The consequences of comet and asteroid impacts on Earth are roughly comparable. Both would cause widespread destruction and loss of human life, said Jedicke.

"Big chunks of rock with a little ice, an asteroid, or big chunks of ice with a little rock, a comet, create a lot of damage when they impact Earth," he said. "[It's] like getting hit on the head by a stone with an icy coating or an iceball with a lot of rock in it—it's going to hurt your head."

A key difference is that long-period objects, like comets, will impact Earth with much greater speed than short-period objects, said Dan Mazanek, an engineer at NASA's Langley Research Center in Hampton, Virginia.

"If we happen to come across a long-period object that is dense, it would not have to be large to produce the same kinetic energy of a one-kilometer [0.6-mile] near-Earth asteroid," he said. "To me, that seems like something worthwhile to investigate."

Consider this example. An asteroid 0.6 mile (1 kilometer) wide with a density of 187 pounds per cubic foot (3,000 kilograms per cubic meter) traveling at 12 miles per second (20 kilometers per second) would impact Earth with a force approximately 15 times greater than the world's total nuclear arsenal. A comet of just over half the size and one-third the mass traveling at 37 miles (60 kilometers) per second could achieve an impact of similar force if it were to strike Earth. "Size matters," said Mazanek. "But so does density and speed."

Protection

Some astronomers are working to safeguard the Earth from potential impact by comets or other near-Earth objects in orbit around the Sun. The Near-Earth Object Program at NASA's Jet Propulsion Laboratory in Pasadena, California, coordinates the study of these objects.

As near-Earth objects are detected, scientists perform calculations on their orbits to determine if or when they pose a threat to impact Earth. The hope is that astronomers can detect all near-Earth objects decades before they would potentially impact Earth.

Meanwhile, other scientists are busy trying to figure out how to throw such threatening objects off course, thus mitigating the pending doom.

Long-period objects like comets, however, are not easily detected until they enter the solar system.

"A long-period object by definition may not have any records of sightings in written history," said Mazanek. "If it came back into the solar system and it was on [an Earth-bound trajectory], we would not have much warning."

Mazanek leads NASA's Comet/Asteroid Protect System, a program that would expand on the Near-Earth Object Program to include the detection of long-period comets, as well as small asteroids and short-period comets that pose an Earth impact threat. The space-based system, not to be in place for at least 25 years, would provide constant monitoring and a system to divert and modify the orbits of threatening objects.

Confirmation of a long-period object on an impact trajectory would be possible at least a year before impact, allowing more time to take defensive action than current detection systems allow.
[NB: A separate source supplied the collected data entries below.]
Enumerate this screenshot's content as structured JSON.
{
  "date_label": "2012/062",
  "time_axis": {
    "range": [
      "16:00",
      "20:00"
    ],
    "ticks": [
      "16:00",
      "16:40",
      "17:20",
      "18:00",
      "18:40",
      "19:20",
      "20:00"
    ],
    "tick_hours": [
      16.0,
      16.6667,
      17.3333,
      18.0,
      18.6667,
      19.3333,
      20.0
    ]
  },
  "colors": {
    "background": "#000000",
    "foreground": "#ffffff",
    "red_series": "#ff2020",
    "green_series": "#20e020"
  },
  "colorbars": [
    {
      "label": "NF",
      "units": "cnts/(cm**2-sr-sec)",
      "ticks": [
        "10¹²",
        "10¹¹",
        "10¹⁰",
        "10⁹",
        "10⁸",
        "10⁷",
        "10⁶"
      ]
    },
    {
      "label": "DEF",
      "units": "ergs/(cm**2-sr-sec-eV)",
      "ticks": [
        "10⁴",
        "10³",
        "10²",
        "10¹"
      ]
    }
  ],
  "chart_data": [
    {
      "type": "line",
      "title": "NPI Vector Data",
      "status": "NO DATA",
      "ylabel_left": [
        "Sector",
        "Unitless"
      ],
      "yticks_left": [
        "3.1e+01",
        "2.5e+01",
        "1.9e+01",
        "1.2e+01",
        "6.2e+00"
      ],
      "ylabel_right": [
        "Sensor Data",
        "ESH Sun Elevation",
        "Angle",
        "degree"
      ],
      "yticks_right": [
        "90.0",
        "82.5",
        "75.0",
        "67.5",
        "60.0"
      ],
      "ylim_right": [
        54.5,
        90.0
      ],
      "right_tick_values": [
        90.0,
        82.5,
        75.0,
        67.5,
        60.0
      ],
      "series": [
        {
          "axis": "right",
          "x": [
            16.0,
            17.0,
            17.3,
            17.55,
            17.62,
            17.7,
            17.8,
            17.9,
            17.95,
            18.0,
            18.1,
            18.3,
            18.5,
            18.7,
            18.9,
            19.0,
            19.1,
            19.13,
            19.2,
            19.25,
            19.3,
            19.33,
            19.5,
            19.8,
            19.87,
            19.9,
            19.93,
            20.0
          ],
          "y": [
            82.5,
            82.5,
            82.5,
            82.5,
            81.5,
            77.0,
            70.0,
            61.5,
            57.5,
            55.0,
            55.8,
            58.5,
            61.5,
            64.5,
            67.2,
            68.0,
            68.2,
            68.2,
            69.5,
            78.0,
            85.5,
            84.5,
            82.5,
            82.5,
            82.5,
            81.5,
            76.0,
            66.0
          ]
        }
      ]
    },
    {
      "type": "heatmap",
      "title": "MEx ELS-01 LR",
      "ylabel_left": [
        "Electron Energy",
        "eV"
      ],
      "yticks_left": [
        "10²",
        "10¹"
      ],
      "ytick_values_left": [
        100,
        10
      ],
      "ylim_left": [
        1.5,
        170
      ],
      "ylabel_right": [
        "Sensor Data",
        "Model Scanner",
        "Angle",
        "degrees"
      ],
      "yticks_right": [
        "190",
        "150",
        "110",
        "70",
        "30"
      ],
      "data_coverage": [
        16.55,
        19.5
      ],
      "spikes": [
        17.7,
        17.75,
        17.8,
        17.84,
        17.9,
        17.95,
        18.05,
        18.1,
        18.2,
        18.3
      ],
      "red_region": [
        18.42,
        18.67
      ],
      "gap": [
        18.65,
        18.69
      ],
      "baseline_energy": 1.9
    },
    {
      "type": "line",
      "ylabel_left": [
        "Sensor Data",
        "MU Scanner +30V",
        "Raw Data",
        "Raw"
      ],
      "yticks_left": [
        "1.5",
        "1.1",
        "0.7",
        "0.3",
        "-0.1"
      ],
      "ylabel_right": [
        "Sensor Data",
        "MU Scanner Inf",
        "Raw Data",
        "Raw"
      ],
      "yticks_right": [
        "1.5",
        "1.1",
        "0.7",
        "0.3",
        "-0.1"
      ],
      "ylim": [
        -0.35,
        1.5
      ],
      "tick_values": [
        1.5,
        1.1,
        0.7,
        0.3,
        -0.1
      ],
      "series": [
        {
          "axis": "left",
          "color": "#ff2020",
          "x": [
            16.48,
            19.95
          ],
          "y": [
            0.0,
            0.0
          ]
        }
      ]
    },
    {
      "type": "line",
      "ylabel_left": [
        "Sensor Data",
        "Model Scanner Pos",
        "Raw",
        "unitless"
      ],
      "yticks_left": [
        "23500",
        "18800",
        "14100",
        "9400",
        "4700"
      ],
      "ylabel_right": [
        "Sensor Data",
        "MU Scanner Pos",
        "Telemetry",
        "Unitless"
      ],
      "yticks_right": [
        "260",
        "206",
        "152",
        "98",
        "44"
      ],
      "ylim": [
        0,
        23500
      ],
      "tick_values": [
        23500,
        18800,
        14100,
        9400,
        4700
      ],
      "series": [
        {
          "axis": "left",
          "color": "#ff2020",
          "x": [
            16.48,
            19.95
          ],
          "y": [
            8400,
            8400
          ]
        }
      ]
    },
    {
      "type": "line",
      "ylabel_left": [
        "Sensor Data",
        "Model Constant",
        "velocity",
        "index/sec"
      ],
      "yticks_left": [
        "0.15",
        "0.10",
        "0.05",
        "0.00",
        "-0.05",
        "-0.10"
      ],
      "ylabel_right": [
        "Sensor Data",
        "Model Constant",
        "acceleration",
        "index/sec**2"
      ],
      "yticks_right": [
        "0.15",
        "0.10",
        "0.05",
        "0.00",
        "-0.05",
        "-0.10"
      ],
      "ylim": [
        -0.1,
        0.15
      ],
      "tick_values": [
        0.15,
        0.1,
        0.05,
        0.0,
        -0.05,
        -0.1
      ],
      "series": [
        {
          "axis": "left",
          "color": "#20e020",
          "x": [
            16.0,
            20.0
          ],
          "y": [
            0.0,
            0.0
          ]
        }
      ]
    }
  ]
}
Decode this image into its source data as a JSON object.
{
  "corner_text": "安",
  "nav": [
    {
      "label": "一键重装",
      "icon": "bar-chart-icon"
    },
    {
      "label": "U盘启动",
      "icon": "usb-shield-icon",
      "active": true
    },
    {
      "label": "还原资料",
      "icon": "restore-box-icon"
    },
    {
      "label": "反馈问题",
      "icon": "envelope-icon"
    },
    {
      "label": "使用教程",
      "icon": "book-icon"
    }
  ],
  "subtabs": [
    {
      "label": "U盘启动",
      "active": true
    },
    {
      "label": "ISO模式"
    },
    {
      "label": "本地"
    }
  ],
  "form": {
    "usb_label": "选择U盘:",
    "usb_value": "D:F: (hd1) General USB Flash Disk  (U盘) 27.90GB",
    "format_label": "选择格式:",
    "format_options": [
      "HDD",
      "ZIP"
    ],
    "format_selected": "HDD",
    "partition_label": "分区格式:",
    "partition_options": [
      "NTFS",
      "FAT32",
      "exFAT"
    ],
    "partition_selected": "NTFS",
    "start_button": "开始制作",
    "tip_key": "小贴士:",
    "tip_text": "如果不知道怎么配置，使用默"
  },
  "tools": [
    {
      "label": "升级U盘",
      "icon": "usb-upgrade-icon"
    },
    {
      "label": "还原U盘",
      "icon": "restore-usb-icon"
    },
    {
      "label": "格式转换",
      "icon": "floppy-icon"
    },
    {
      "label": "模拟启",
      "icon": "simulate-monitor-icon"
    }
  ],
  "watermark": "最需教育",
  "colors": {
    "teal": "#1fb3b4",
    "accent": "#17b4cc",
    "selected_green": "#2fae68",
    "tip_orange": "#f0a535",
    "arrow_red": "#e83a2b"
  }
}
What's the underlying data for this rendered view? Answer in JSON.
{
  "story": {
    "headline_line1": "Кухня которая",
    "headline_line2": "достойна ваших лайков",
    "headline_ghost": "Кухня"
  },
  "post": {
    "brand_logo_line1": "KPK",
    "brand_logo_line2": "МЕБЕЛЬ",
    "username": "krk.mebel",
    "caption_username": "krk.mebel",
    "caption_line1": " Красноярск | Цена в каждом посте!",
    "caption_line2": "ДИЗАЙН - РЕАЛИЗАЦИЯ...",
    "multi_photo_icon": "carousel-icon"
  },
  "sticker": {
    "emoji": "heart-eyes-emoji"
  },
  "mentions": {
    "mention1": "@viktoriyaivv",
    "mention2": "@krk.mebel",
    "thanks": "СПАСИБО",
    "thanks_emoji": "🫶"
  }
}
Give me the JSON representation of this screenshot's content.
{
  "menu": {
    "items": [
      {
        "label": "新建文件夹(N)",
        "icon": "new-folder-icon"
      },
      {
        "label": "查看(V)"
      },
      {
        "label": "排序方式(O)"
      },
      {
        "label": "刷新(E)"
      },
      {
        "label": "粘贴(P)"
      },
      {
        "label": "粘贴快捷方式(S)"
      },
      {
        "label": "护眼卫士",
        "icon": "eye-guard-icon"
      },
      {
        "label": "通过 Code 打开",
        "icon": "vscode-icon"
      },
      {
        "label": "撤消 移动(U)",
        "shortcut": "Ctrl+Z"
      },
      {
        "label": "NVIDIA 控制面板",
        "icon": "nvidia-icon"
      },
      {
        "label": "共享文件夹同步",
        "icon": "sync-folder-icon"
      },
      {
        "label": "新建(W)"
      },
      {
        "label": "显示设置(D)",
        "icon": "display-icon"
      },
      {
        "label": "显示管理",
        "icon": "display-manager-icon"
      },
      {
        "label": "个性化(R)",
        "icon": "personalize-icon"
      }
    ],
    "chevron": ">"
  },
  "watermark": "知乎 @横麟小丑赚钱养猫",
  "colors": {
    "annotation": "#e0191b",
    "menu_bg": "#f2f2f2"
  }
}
The problem is that not much could be done if a long-period object on an Earth-bound trajectory were detected today, said Durda.

"The worst scenario I can think of is a multi-kilometer-diameter, long-period comet discovered several months out on an impact trajectory as it is entering the inner solar system," he said. "There is absolutely nothing we could do about it at this point in time. Nothing."